One day, my mom bought me GoGurt’s and I distinctly remember my dad say, “Why would you buy those for her? If she eats those, she’s going to get fat.”

That’s when I became codependent on food. I constantly tried to fill some void I had within me. It almost felt like I became codependent on food just to prove a point – No, you can’t stop me. Watch me eat all of this and not get fat Dad!

Then, when my dad gave up his parental rights in 2013, I realized I could not change him no matter how hard I tried. The hurt I carried from that followed me into my teen and adult years.

That’s when my other codependent relationship began. My codependency on broken people.

I found people who needed fixing and I thrived off trying to put their pieces back together. All the while I completely ignored how broken I was and the things about myself that I needed to fix.
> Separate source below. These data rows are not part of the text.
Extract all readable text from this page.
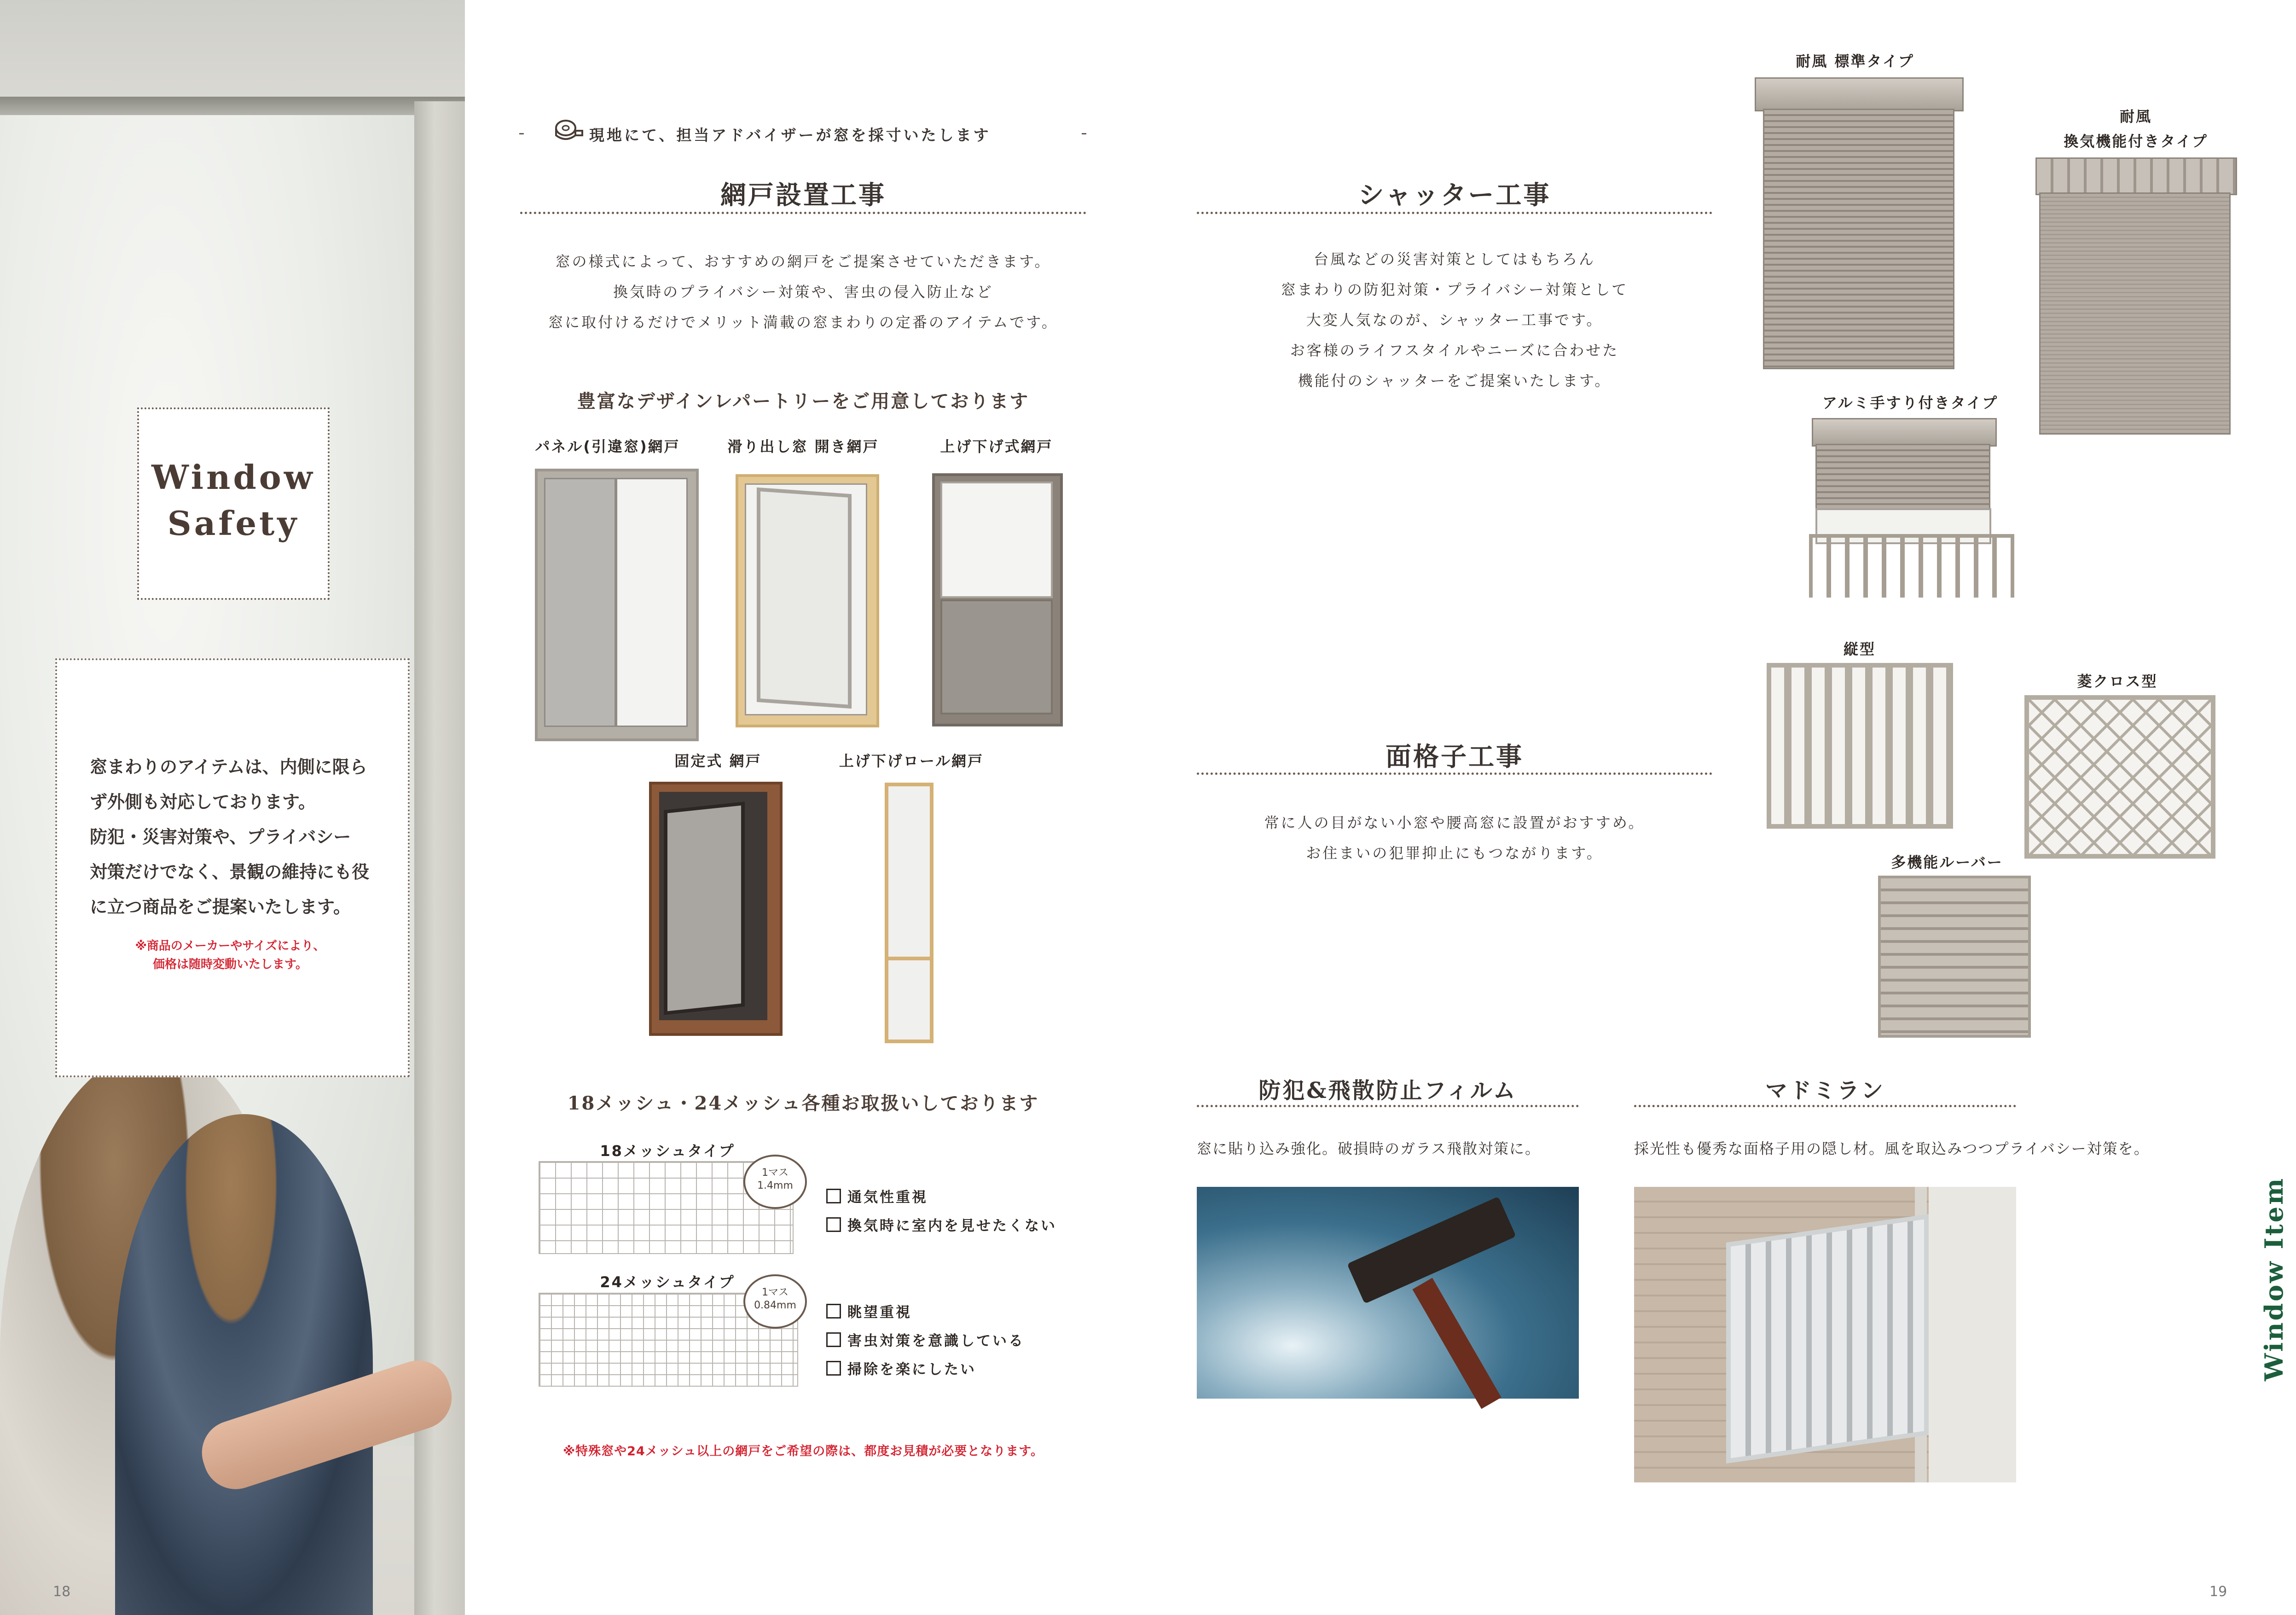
Window
Safety
窓まわりのアイテムは、内側に限ら
ず外側も対応しております。
防犯・災害対策や、プライバシー
対策だけでなく、景観の維持にも役
に立つ商品をご提案いたします。
※商品のメーカーやサイズにより、
価格は随時変動いたします。
18
現地にて、担当アドバイザーが窓を採寸いたします
網戸設置工事
窓の様式によって、おすすめの網戸をご提案させていただきます。
換気時のプライバシー対策や、害虫の侵入防止など
窓に取付けるだけでメリット満載の窓まわりの定番のアイテムです。
豊富なデザインレパートリーをご用意しております
パネル(引違窓)網戸	滑り出し窓 開き網戸	上げ下げ式網戸
固定式 網戸	上げ下げロール網戸
18メッシュ・24メッシュ各種お取扱いしております
18メッシュタイプ
1マス
1.4mm
通気性重視
換気時に室内を見せたくない
24メッシュタイプ
1マス
0.84mm	眺望重視
害虫対策を意識している
掃除を楽にしたい
※特殊窓や24メッシュ以上の網戸をご希望の際は、都度お見積が必要となります。
シャッター工事
台風などの災害対策としてはもちろん
窓まわりの防犯対策・プライバシー対策として
大変人気なのが、シャッター工事です。
お客様のライフスタイルやニーズに合わせた
機能付のシャッターをご提案いたします。
耐風 標準タイプ
耐風
換気機能付きタイプ
アルミ手すり付きタイプ
縦型
菱クロス型
多機能ルーバー
面格子工事
常に人の目がない小窓や腰高窓に設置がおすすめ。
お住まいの犯罪抑止にもつながります。
防犯&飛散防止フィルム
窓に貼り込み強化。破損時のガラス飛散対策に。
マドミラン
採光性も優秀な面格子用の隠し材。風を取込みつつプライバシー対策を。
19
Window Item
I dated boys who didn’t really love me, and I clung to friends who supported my bad behavior - the same behavior my dad always showed.

I felt an electric current go through my body when I got approval and validation from others and I felt like I was sinking when I didn’t receive it.

Whenever somebody said something, I didn’t agree with I would get defensive and absorb their words until they were the only thoughts I had in my head. Replaying it over and over again until I felt I was no longer adequate in that person’s mind.

Telling someone “no” made me feel like they would no longer like me - and the only way I knew how to get people to like me was by swallowing who I truly was and pleasing anybody and everybody that needed my help.

These are all symptoms of codependency according to Psych Central. Some other symptoms include low self-esteem, poor boundaries, caretaking, control, obsessions, and denial.

It took me a long time to finally come to terms with the fact that I am a codependent person. It took me an even longer time to acknowledge that there are toxic traits about myself that I also need to change and that not everyone around me needs fixing.

If not treated properly, codependency can lead many to very unhealthy relationships. Which in turn will just cause the relentless cycle to continue.

It’s not an easy cycle to break. I know, because I am still trying to break it. But it can be done.

My therapist recommended I read a book titled Codependent No More: How to Stop Controlling Others and Start Caring for Yourself by Melody Beattie. I was hesitant at first, unsure if I was ready to uncover all the trauma I had packed tightly in a box in the back of my head. However, upon reading it, I discovered so many things about myself that ultimately have without a doubt made me more self-aware of my codependent traits.

If you or someone you know has codependent tendencies, be patient and kind. Remember that this is a result of years of trauma and patterns that have been ingrained in who they are. 

It’s something I think many of us go through and don’t even realize. 

It is not a weakness; you are stronger than the dependency you have leaned on your whole life. Do not let the fear of change hold you back from breaking the cycle. Push through. Persevere.

You are the only one you can depend on. Always remember that.